В группе находилась большая часть девушек полка, среди которых была и Валя Лалетина. Заливаясь слезами, она подошла ко мне. «Мне сказали, – вытягивая дрожащие губы, произнесла она, – Федя убит». Понимая состояние девушки, я успокоил ее. Слезы прошли, когда она поняла, что он жив и находится в госпитале. Наблюдавшие за нами девушки, часть из которых уже успела завести романы с летчиками и воздушными стрелками, видя, что у Вали текут слезы, думая о невернувшихся с задания друзьях, тоже пустили слезу. При свете костра меня накормили отлично приготовленной гречневой кашей, а товарищ «П» поднес сто граммов водки, от которой я после голодухи сразу же свалился на соломенную подстилку, приготовленную для сна, и быстро заснул мертвецким сном. Так завершились мои недельные мытарства после первого боевого вылета, совершенного 21 июля 1943 года.
Прибыв на новый аэродром, я с огорчением узнал, что в полку осталось всего семь исправных самолетов, а в нашей эскадрилье вообще ни одного. Через несколько дней после моего возвращения у нас осталось всего три исправных самолета, фактически неполное звено. Другие полки дивизии понесли примерно такие же потери. Причиной больших потерь в личном составе и самолетах у штурмовиков являлась, как мне кажется, недостаточная профессиональная подготовка летчиков. Рядовой летный состав прибыл из школ с очень малым налетом.
У меня, например, он составлял менее пятидесяти часов на всех типах самолетов. Понятно, что, чем больше налет, тем свободнее летчик чувствует себя в полете, увереннее и без напряжения управляет машиной. Большое значение для благополучного исхода полета имеет боевой опыт, которого у нас в полку ни у кого не было. Одной только теории, то есть знания, как надо выполнять тот или иной маневр в зоне зенитного огня или при уклонении от атак истребителей, конечно, мало. Необходимо прочувствовать это практически и вводить в строй молодых постепенно, а не всех сразу.

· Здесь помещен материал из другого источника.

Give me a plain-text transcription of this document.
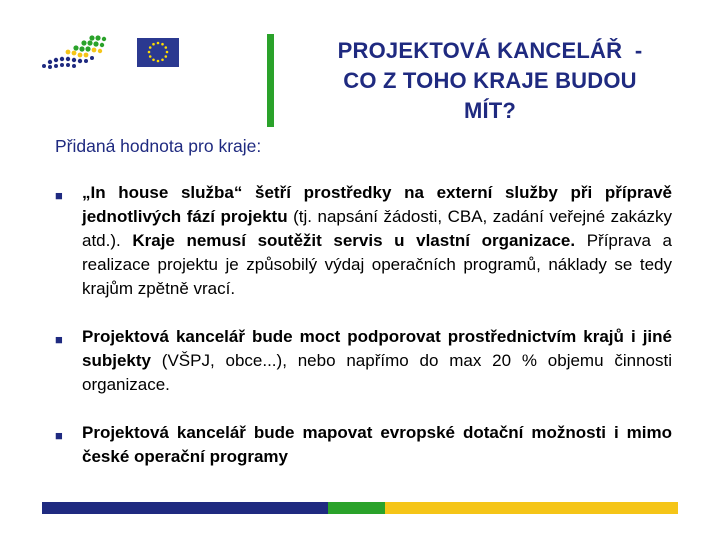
PROJEKTOVÁ KANCELÁŘ  -
CO Z TOHO KRAJE BUDOU
MÍT?
Přidaná hodnota pro kraje:
■ „In house služba“ šetří prostředky na externí služby při přípravě jednotlivých fází projektu (tj. napsání žádosti, CBA, zadání veřejné zakázky atd.). Kraje nemusí soutěžit servis u vlastní organizace. Příprava a realizace projektu je způsobilý výdaj operačních programů, náklady se tedy krajům zpětně vrací.
■ Projektová kancelář bude moct podporovat prostřednictvím krajů i jiné subjekty (VŠPJ, obce...), nebo napřímo do max 20 % objemu činnosti organizace.
■ Projektová kancelář bude mapovat evropské dotační možnosti i mimo české operační programy
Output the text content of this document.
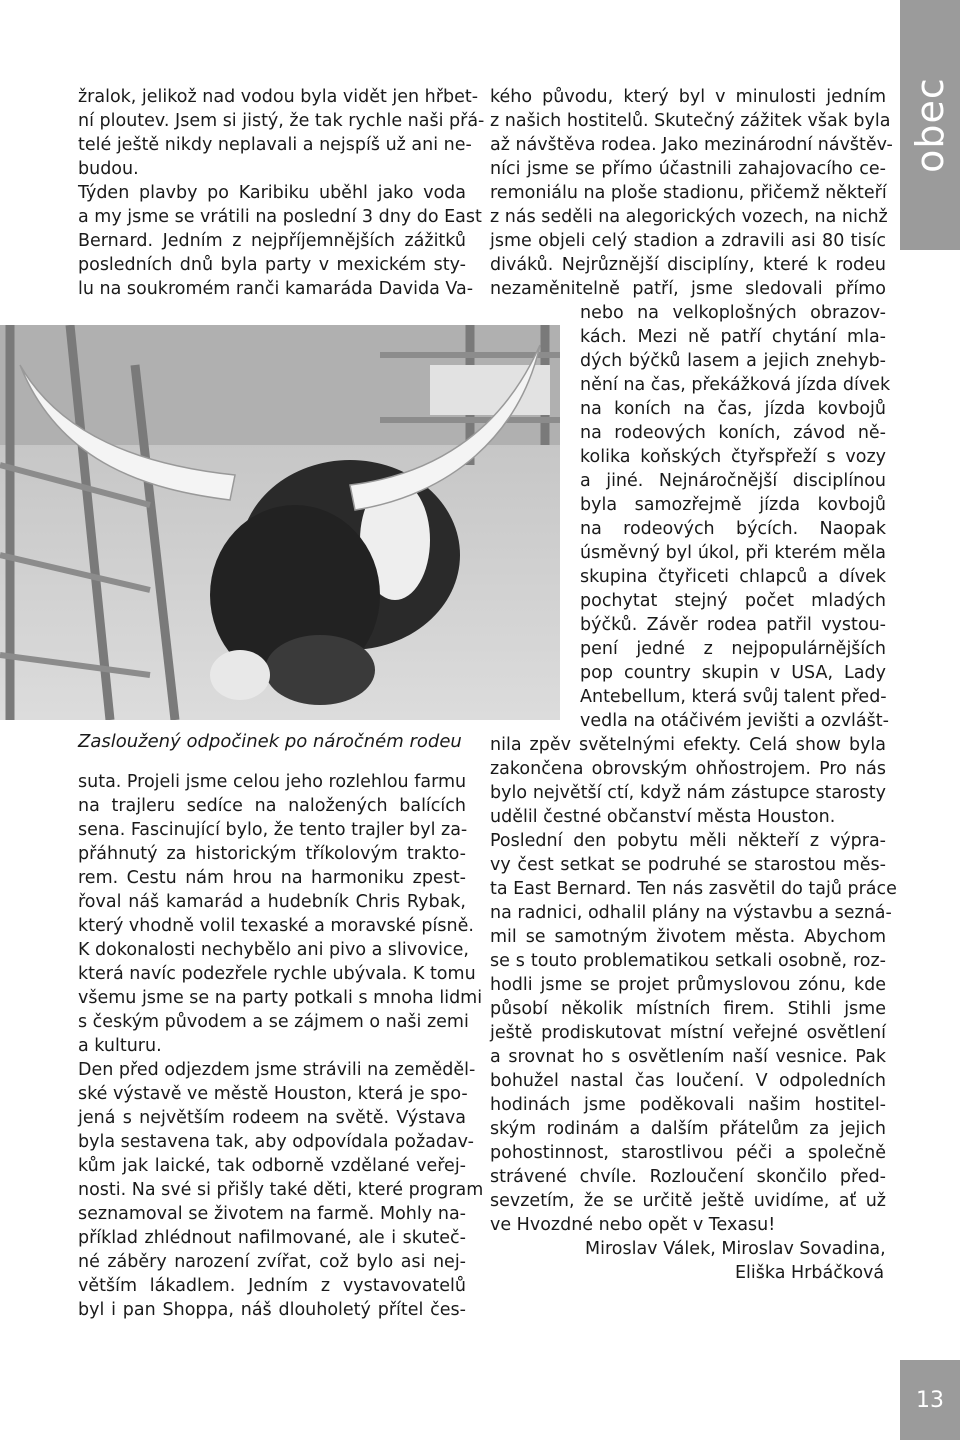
obec
13
Zasloužený odpočinek po náročném rodeu
žralok, jelikož nad vodou byla vidět jen hřbet-
ní ploutev. Jsem si jistý, že tak rychle naši přá-
telé ještě nikdy neplavali a nejspíš už ani ne-
budou.
Týden plavby po Karibiku uběhl jako voda
a my jsme se vrátili na poslední 3 dny do East
Bernard. Jedním z nejpříjemnějších zážitků
posledních dnů byla party v mexickém sty-
lu na soukromém ranči kamaráda Davida Va-
suta. Projeli jsme celou jeho rozlehlou farmu
na trajleru sedíce na naložených balících
sena. Fascinující bylo, že tento trajler byl za-
přáhnutý za historickým tříkolovým trakto-
rem. Cestu nám hrou na harmoniku zpest-
řoval náš kamarád a hudebník Chris Rybak,
který vhodně volil texaské a moravské písně.
K dokonalosti nechybělo ani pivo a slivovice,
která navíc podezřele rychle ubývala. K tomu
všemu jsme se na party potkali s mnoha lidmi
s českým původem a se zájmem o naši zemi
a kulturu.
Den před odjezdem jsme strávili na zeměděl-
ské výstavě ve městě Houston, která je spo-
jená s největším rodeem na světě. Výstava
byla sestavena tak, aby odpovídala požadav-
kům jak laické, tak odborně vzdělané veřej-
nosti. Na své si přišly také děti, které program
seznamoval se životem na farmě. Mohly na-
příklad zhlédnout nafilmované, ale i skuteč-
né záběry narození zvířat, což bylo asi nej-
větším lákadlem. Jedním z vystavovatelů
byl i pan Shoppa, náš dlouholetý přítel čes-
kého původu, který byl v minulosti jedním
z našich hostitelů. Skutečný zážitek však byla
až návštěva rodea. Jako mezinárodní návštěv-
níci jsme se přímo účastnili zahajovacího ce-
remoniálu na ploše stadionu, přičemž někteří
z nás seděli na alegorických vozech, na nichž
jsme objeli celý stadion a zdravili asi 80 tisíc
diváků. Nejrůznější disciplíny, které k rodeu
nezaměnitelně patří, jsme sledovali přímo
nebo na velkoplošných obrazov-
kách. Mezi ně patří chytání mla-
dých býčků lasem a jejich znehyb-
nění na čas, překážková jízda dívek
na koních na čas, jízda kovbojů
na rodeových koních, závod ně-
kolika koňských čtyřspřeží s vozy
a jiné. Nejnáročnější disciplínou
byla samozřejmě jízda kovbojů
na rodeových býcích. Naopak
úsměvný byl úkol, při kterém měla
skupina čtyřiceti chlapců a dívek
pochytat stejný počet mladých
býčků. Závěr rodea patřil vystou-
pení jedné z nejpopulárnějších
pop country skupin v USA, Lady
Antebellum, která svůj talent před-
vedla na otáčivém jevišti a ozvlášt-
nila zpěv světelnými efekty. Celá show byla
zakončena obrovským ohňostrojem. Pro nás
bylo největší ctí, když nám zástupce starosty
udělil čestné občanství města Houston.
Poslední den pobytu měli někteří z výpra-
vy čest setkat se podruhé se starostou měs-
ta East Bernard. Ten nás zasvětil do tajů práce
na radnici, odhalil plány na výstavbu a sezná-
mil se samotným životem města. Abychom
se s touto problematikou setkali osobně, roz-
hodli jsme se projet průmyslovou zónu, kde
působí několik místních firem. Stihli jsme
ještě prodiskutovat místní veřejné osvětlení
a srovnat ho s osvětlením naší vesnice. Pak
bohužel nastal čas loučení. V odpoledních
hodinách jsme poděkovali našim hostitel-
ským rodinám a dalším přátelům za jejich
pohostinnost, starostlivou péči a společně
strávené chvíle. Rozloučení skončilo před-
sevzetím, že se určitě ještě uvidíme, ať už
ve Hvozdné nebo opět v Texasu!
Miroslav Válek, Miroslav Sovadina,
Eliška Hrbáčková
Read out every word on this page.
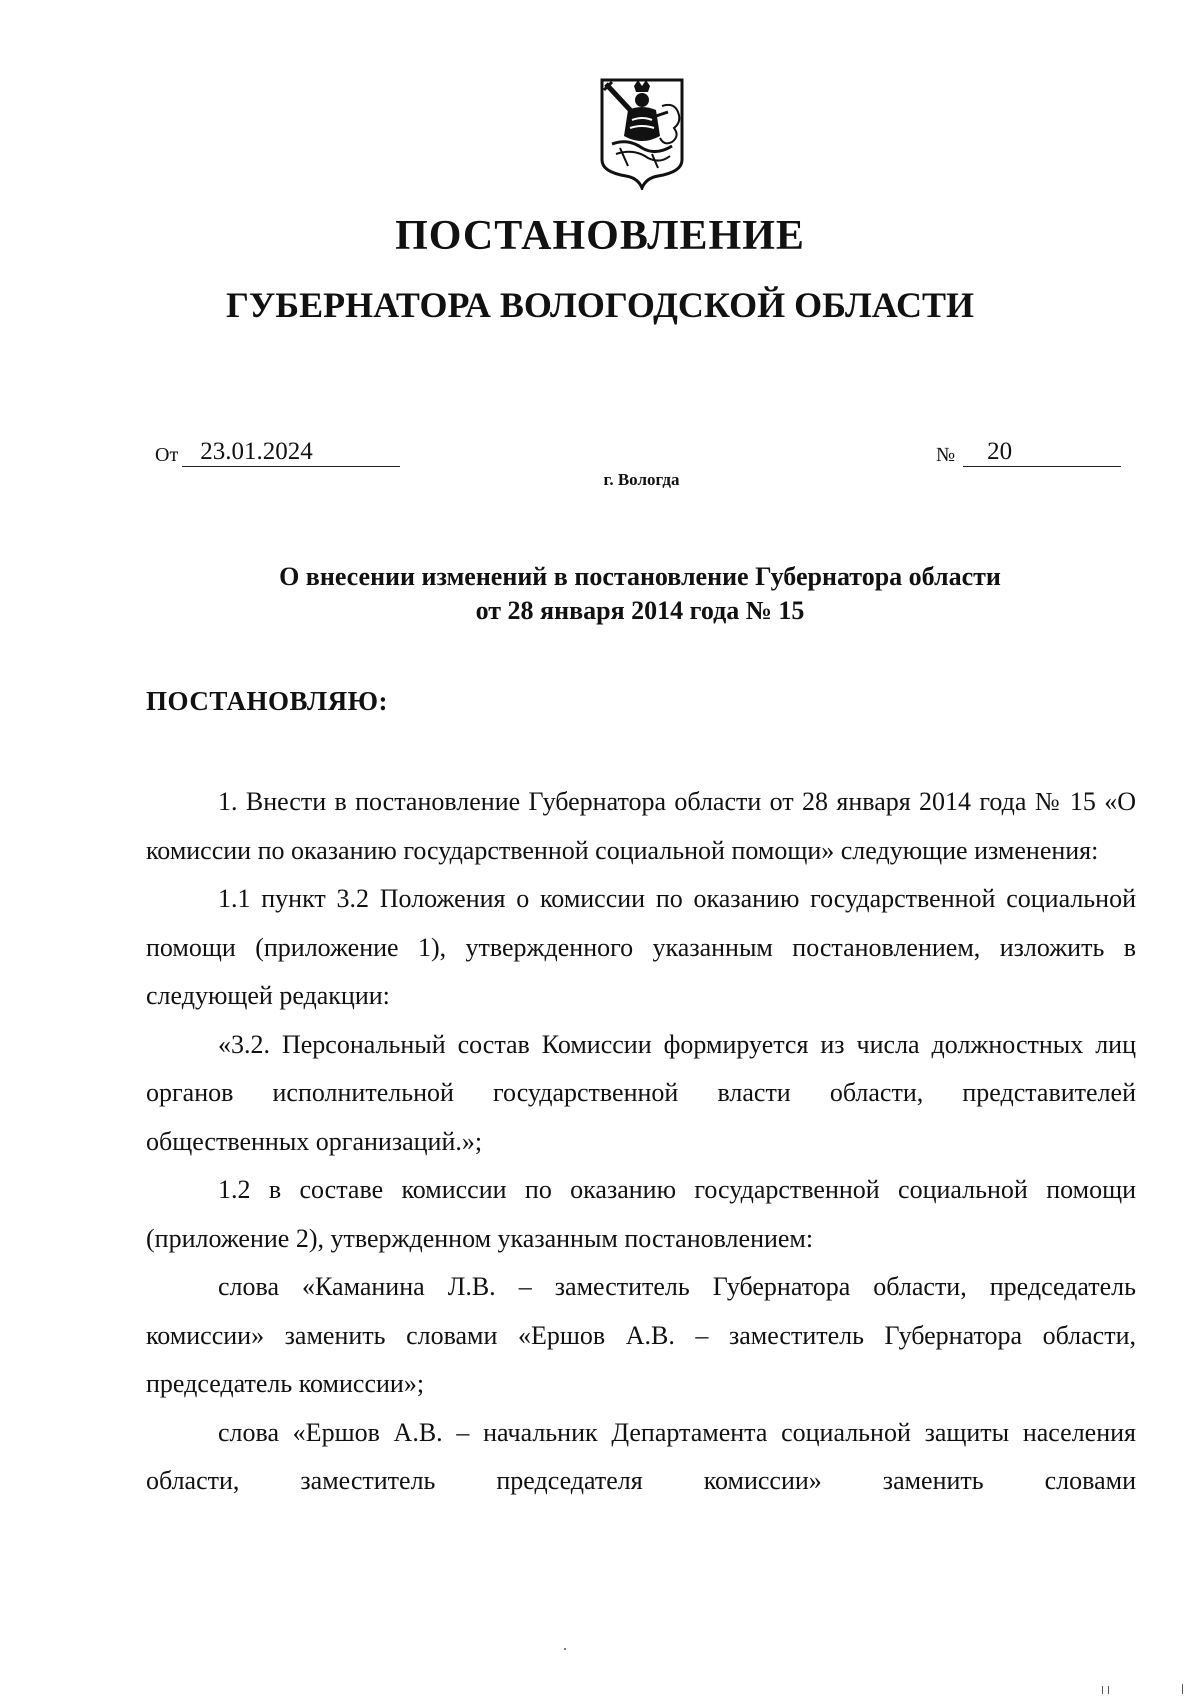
ПОСТАНОВЛЕНИЕ
ГУБЕРНАТОРА ВОЛОГОДСКОЙ ОБЛАСТИ
От 23.01.2024	№ 20
г. Вологда
О внесении изменений в постановление Губернатора области
от 28 января 2014 года № 15
ПОСТАНОВЛЯЮ:

1. Внести в постановление Губернатора области от 28 января 2014 года № 15 «О комиссии по оказанию государственной социальной помощи» следующие изменения:

1.1 пункт 3.2 Положения о комиссии по оказанию государственной социальной помощи (приложение 1), утвержденного указанным постановлением, изложить в следующей редакции:

«3.2. Персональный состав Комиссии формируется из числа должностных лиц органов исполнительной государственной власти области, представителей общественных организаций.»;

1.2 в составе комиссии по оказанию государственной социальной помощи (приложение 2), утвержденном указанным постановлением:

слова «Каманина Л.В. – заместитель Губернатора области, председатель комиссии» заменить словами «Ершов А.В. – заместитель Губернатора области, председатель комиссии»;

слова «Ершов А.В. – начальник Департамента социальной защиты населения области, заместитель председателя комиссии» заменить словами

В первом боевом вылете мне пришлось практически прочувствовать, что такое зенитки и истребители. Проанализировав весь полет на земле, я сделал для себя такой вывод: нельзя дремать и долго соображать, что и как делать. Секунда промедления – это уже много. На любую вводную должна быть мгновенная реакция. За время моего отсутствия в нашей эскадрилье погиб командир звена лейтенант Стегний. Заместитель командира АЭ лейтенант Марченко оказался в Тульском военном госпитале, куда попал в обгоревшем состоянии.